We specialise in designing and manufacturing webbing products, and stock a wide range of webbings, buckles, and other and components. Buckles and webbings are sourced from Australia, UK, Italy, France, and the USA, as well as being made to our own requirements on our own die’s where we can’t find the right one for the job we get it made.

Overseas Expertise

Apart from our own manufacturing capability, we also rely on the expertise of a number of overseas companies who are leaders in the outdoor and height-safety industries. These include:

  • Pigeon Mountain Industries (PMI), USA – static ropes, Dynamic Ropes;
  • International Safety Components (ISC), UK – buckles, rope grabs;
  • Peguet , France – Maillons Rapides (screw-links);
  • Seattle Manufacturing Corporation (SMC), USA – pulleys;
  • Climbing Technology, Italy  – karabiners, helmets, ascenders, descenders, bolting, bags, buckles;
  • Colorado Mountain Industries (CMI), USA – pulleys.
  • Fixe Climbing, Spain – Dynamic Ropes, Cams, Anchors
  • Bestard – Spain – Specialised Canyon and Aquatic Shoes
  • Saltic – Czech Rublic – Specialised climbing shoes

Technical Capability

We have the expertise to advise on any height safety problem, and can recommend a training organisation if required. We represent business NZ on the Standards Australia SF15 committee and attend every meeting, which reviews New Zealand and Australian height safety standards. This helps us keep up to date with new developments, discuss with our industry peers best practice and ensure the standards written for our countries are relevant and applicable both on the manufacturing side and the end user application.

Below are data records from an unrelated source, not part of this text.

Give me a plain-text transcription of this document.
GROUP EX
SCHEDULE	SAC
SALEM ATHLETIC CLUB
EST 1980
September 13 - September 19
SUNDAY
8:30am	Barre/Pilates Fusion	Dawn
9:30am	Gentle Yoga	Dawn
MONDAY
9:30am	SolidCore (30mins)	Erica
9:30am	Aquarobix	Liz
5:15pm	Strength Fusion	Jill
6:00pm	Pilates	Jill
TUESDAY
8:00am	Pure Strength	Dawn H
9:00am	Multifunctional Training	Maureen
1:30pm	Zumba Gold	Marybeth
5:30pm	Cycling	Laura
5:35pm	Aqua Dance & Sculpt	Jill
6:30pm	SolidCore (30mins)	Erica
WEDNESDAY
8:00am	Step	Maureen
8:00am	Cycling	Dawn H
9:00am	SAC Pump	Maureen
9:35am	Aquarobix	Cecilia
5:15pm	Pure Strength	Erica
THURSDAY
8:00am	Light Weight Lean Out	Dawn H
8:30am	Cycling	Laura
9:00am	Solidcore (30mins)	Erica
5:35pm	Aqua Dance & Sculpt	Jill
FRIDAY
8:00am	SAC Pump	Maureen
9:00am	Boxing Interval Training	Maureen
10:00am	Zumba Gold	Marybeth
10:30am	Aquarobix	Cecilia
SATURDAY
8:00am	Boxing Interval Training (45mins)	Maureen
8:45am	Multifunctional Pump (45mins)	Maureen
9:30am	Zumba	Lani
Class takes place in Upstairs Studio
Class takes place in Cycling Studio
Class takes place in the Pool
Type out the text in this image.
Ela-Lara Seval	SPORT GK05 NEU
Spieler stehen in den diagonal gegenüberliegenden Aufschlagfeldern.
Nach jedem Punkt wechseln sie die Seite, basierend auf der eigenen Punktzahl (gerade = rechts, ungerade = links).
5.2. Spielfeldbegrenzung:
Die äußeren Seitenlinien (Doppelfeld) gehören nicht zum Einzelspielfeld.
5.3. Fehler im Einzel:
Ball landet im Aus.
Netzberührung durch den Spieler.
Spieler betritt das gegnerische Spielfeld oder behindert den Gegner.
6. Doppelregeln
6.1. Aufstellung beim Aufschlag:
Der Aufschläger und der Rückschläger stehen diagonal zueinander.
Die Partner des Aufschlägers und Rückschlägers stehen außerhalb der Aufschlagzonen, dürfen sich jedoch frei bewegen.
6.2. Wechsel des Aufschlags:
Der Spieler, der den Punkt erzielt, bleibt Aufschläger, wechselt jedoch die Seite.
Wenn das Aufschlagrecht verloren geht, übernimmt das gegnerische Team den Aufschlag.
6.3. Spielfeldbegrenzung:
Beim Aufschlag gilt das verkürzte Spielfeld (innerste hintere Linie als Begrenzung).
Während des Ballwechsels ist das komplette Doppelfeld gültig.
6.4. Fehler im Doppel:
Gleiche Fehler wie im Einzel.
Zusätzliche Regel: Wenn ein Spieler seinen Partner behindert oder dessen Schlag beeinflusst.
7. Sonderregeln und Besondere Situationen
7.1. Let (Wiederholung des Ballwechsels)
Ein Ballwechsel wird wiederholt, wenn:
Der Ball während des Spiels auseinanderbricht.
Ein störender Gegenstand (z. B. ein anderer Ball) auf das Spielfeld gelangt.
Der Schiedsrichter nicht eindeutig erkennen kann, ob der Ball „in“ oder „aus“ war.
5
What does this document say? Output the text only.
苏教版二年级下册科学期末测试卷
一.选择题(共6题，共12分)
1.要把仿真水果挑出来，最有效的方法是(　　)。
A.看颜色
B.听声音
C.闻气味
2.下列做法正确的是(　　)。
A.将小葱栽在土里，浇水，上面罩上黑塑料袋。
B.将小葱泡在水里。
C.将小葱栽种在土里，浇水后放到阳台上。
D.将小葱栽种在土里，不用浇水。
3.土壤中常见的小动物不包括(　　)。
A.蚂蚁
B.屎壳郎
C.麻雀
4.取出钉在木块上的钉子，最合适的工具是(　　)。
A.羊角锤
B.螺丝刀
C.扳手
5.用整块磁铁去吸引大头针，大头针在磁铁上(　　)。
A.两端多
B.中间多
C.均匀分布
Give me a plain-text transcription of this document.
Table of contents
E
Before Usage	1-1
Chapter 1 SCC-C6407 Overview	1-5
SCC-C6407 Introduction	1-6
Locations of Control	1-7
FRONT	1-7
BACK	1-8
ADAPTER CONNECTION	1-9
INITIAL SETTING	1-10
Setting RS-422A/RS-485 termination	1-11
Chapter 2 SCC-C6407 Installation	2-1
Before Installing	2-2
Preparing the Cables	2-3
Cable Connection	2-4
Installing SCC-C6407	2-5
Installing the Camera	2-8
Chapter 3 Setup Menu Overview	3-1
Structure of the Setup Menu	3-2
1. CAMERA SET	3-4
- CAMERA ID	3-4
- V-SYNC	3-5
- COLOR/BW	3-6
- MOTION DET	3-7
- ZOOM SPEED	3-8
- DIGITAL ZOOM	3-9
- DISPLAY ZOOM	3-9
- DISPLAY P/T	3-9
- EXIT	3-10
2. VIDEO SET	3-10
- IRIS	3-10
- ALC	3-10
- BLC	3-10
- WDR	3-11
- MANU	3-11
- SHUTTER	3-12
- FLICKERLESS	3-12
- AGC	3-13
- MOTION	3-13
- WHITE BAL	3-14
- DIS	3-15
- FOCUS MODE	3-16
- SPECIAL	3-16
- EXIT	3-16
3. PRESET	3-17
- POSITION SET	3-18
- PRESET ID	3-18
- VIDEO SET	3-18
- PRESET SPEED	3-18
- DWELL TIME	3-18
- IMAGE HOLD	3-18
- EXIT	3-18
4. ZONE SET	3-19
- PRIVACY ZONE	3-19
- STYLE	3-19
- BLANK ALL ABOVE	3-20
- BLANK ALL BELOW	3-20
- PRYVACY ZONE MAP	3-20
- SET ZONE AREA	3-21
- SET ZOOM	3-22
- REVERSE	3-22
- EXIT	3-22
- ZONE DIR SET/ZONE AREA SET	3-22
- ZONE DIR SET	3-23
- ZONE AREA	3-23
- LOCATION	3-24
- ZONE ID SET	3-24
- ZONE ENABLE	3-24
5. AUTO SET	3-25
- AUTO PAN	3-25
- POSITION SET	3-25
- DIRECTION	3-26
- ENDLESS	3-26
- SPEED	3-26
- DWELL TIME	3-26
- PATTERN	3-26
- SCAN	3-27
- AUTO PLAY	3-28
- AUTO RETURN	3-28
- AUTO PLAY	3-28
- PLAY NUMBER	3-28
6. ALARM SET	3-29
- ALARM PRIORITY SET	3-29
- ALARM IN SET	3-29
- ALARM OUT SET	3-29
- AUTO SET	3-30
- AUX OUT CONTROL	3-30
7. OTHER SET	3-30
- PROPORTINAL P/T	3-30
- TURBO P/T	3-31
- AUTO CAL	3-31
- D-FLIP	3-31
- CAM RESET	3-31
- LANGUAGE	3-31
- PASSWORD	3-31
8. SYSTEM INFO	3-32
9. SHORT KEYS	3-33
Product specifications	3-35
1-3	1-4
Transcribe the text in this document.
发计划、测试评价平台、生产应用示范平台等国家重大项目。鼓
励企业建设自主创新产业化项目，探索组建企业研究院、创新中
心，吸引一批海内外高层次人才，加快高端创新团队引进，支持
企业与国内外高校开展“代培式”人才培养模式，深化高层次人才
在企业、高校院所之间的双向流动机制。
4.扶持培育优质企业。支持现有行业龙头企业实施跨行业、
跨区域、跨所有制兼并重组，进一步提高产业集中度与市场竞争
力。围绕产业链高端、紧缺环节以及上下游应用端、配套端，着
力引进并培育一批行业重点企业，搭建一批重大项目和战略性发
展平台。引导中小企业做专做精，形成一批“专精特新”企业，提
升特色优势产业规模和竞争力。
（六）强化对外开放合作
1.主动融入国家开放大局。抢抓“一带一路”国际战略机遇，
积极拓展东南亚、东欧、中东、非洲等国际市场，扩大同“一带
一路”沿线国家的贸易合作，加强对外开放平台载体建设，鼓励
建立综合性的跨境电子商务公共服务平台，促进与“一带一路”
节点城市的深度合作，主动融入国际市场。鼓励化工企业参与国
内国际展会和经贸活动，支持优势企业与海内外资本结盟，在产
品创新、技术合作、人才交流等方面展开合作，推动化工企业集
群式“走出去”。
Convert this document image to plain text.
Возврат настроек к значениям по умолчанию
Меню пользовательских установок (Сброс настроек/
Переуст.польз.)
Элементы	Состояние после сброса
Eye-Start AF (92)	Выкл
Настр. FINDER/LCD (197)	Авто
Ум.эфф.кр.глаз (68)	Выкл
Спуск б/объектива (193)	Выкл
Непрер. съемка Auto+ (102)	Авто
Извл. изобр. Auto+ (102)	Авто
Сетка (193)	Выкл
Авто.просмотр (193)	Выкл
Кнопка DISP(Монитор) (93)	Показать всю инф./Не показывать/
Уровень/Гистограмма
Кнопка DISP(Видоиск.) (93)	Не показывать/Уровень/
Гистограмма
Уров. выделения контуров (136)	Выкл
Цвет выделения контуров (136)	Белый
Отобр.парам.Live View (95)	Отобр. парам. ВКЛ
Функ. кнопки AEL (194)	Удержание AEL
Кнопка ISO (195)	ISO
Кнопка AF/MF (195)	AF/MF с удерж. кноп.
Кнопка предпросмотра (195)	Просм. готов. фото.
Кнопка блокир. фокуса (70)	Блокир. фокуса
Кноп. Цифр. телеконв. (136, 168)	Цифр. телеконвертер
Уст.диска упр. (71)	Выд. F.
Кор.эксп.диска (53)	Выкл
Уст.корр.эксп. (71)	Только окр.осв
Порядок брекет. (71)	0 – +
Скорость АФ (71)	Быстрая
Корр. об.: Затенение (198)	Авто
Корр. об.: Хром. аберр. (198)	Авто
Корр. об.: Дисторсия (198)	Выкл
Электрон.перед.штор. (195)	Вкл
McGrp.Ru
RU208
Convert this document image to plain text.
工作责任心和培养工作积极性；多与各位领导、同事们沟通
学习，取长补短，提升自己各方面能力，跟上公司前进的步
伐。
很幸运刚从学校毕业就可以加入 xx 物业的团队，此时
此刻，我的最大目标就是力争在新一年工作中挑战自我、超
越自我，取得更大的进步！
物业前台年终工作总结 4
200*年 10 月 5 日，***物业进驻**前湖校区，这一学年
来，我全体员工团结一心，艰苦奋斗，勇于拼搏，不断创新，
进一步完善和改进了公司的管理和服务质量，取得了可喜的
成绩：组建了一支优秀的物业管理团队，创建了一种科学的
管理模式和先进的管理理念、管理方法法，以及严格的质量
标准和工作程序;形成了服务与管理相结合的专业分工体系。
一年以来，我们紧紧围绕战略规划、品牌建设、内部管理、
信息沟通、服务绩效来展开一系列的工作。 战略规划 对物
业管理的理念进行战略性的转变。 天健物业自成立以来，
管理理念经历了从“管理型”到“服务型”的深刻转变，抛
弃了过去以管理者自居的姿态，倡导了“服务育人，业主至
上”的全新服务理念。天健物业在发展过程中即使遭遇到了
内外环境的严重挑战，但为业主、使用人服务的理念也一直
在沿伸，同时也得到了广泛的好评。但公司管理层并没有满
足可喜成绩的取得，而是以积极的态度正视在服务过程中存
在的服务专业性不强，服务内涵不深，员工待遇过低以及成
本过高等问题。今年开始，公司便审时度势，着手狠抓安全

We have three testing facilities for harness testing, a 6m drop test tower for Dynamic drop testing, a static hydraulic rig that is monitored by a Dillon 50 kN dynamometer, as well as a 100kn Tensile Testing machine.

We also call upon independent test laboratories for much of our product testing, development and surveillance where needed.

We have developed a number of customised products over the years, put it this way if you are in New Zealand and you are hanging in it or jumping of it we no doubt had something to do with it!